The U.S. tariff rates are as follows:
• 25% tariff on all goods entering the U.S. from Canada (with the exception of energy resources).
• 10% tariff on all energy resources entering the U.S. from Canada.
• 25% tariff on all goods entering the U.S. from Mexico.
• An additional 10% tariff on all goods entering the U.S. from China (this tariff is above and beyond the existing tariffs against imports from China that have been imposed since 2018).
The 25% tariff will also be applied to low-value goods that fall within the current US$800 de minimis threshold, which have traditionally been exempt from customs duties (i.e., e-commerce parcels).
Canada’s response to U.S. tariffs
The Canadian government has also announced reciprocal tariffs on U.S. goods entering Canada.
Canada will apply a 25% tariff on an extensive list (valued at $155 billion) of U.S. goods entering Canada from the U.S., in response to the near-universal 25% tariff on Canadian goods entering the United States. An announcement from the Canadian government can be found here.
Those currently importing goods from the United States may be impacted by this action and, if so, be required to pay substantially higher duties than they are currently paying on those imported goods.
The Canadian government has provided a list of products, broken down by their eight-digit Harmonized System (HS) code. A 25% tariff will be applied to these goods effective February 4, 2024 at 12:01 AM. The list includes (but is not limited to) products such as orange juice, peanut butter, wine, spirits, beer, coffee, appliances, apparel, footwear, motorcycles, cosmetics, and pulp and paper. Additional imported goods will be subject to the new tariff later this month after consultation with Canadian industry, and a list of impacted products will be made available at that time.
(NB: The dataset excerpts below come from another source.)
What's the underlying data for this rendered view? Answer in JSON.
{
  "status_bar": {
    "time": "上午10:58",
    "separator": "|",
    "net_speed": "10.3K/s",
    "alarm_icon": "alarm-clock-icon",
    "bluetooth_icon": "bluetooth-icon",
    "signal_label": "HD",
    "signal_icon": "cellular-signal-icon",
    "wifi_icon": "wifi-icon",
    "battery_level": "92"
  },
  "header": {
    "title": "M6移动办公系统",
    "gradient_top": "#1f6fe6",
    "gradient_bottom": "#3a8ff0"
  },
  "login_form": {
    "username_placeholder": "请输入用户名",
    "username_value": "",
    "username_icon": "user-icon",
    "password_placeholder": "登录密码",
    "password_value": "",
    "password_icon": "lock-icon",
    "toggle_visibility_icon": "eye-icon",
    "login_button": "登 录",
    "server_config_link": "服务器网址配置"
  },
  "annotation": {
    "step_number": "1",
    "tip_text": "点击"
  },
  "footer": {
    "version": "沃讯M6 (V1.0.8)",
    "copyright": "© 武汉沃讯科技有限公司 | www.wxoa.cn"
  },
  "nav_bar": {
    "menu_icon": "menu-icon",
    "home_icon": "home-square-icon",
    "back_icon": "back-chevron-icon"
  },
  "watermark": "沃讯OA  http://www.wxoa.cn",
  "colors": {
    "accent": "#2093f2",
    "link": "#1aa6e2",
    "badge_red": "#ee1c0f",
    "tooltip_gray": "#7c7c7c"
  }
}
It’s important to note that, while inconsistent with the spirit of the United States-Mexico-Canada Agreement (USMCA), the application of these tariffs does not dissolve or pause the trade agreement. There is still value in using the USMCA to import goods as doing so exempts importers from having to pay the standard Most-Favored Nation (MFN) tariff in addition to the new tariffs being applied. Goods being shipped into the U.S. under the USMCA, won’t have the MFN rate applied; only the 25% tariff, but will still require the relevant documentation under the agreement.